Building on this point, it has AI GPU scarcity working in its favor. Even with Taiwan Semiconductor Manufacturing doing what it can to meaningfully expand its monthly chip-on-wafer-on-substrate capacity, demand for Nvidia's GPUs continues to handily outpace their supply. This is an enviable position that's allowed Nvidia to sustain a premium price on its hardware, which has provided a lift to its gross margin.
There's also the unsung hero of Nvidia's operating model: the CUDA software platform. CUDA is the toolkit used by developers to maximize the compute abilities of their Nvidia GPUs, which includes building and training large language models. CUDA is an effective lure that keeps existing clients loyal to Nvidia's ecosystem of hardware and services.
With shipments of AI GPUs to China back on the menu and orders for its next-gen chips backlogged, the sky would appear to be the limit for Nvidia -- but you wouldn't know it by looking at the track record of its insiders.
Nvidia's insiders offer a clear warning to Wall Street and investors
An "insider" is someone at a publicly traded company with access to nonpublic information, such as a member of the executive team, someone on the board of directors, or a beneficial shareholder with a greater than 10% stake. No one understands the catalysts and pitfalls of their company better than these folks.
Thanks to Wall Street regulations, insiders are required to report their trading activity within two business days of a transaction via a Form 4 filing with the Securities and Exchange Commission. In other words, if insiders of a company are buying or selling shares or exercising options contracts, investors will know about it.

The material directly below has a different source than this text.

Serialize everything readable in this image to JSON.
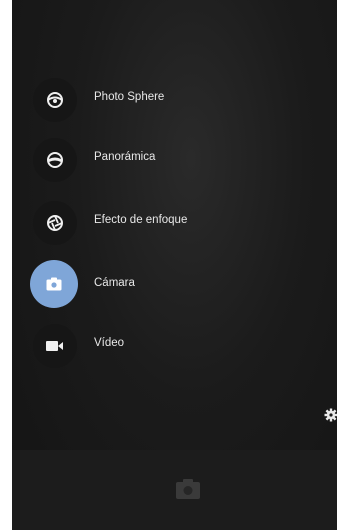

Nvidia's insider trading activity is sounding a warning that Wall Street and investors would be wise not to ignore.

Image source: Getty Images.
Over the trailing-five-year period (as of this writing on Sept. 3), insiders have sold a net of $4.7 billion worth of Nvidia stock.
However, there's an asterisk that accompanies insider selling activity -- namely, executives receive the lion's share of their compensation in the form of common stock and/or options. Often, stock needs to be sold to cover their federal and/or state tax liability. Likewise, options need to be exercised before they expire, which can result in tax-based selling. The key point is that selling activity from insiders isn't automatically a bad thing.
But there's another side to this coin -- and that's where the real worry arises.
While selling activity has been persistent over the last five years, buying has been virtually nonexistent. The last purchase from an executive or board member occurred on Dec. 3, 2020, with CFO Colette Kress reporting respective purchases of 100 shares for each of her sons. Prior to Kress, director Stephen Neal acquired 948 shares, in aggregate, from Sept. 21, 2020, through Sept. 25, 2020. Cumulatively, the people who know Nvidia best have spent only $581,000 of their own money to buy its shares over the trailing half-decade.
Whereas numerous reasons exist to sell stock, there's only one reason to be a buyer: You believe the share price will head higher. If none of Nvidia's executives and directors are willing to take the plunge with shares up 1,070% in less than three years, why should investors be expected to jump in?
Despite Nvidia having a rosy long-term forecast, its price-to-sales ratio of more than 25 is bordering on bubble territory. Further, no next-big-thing technological advancement in over 30 years has avoided an eventual early-stage bubble-bursting event. The lack of buying from insiders paints a picture worth a thousand words.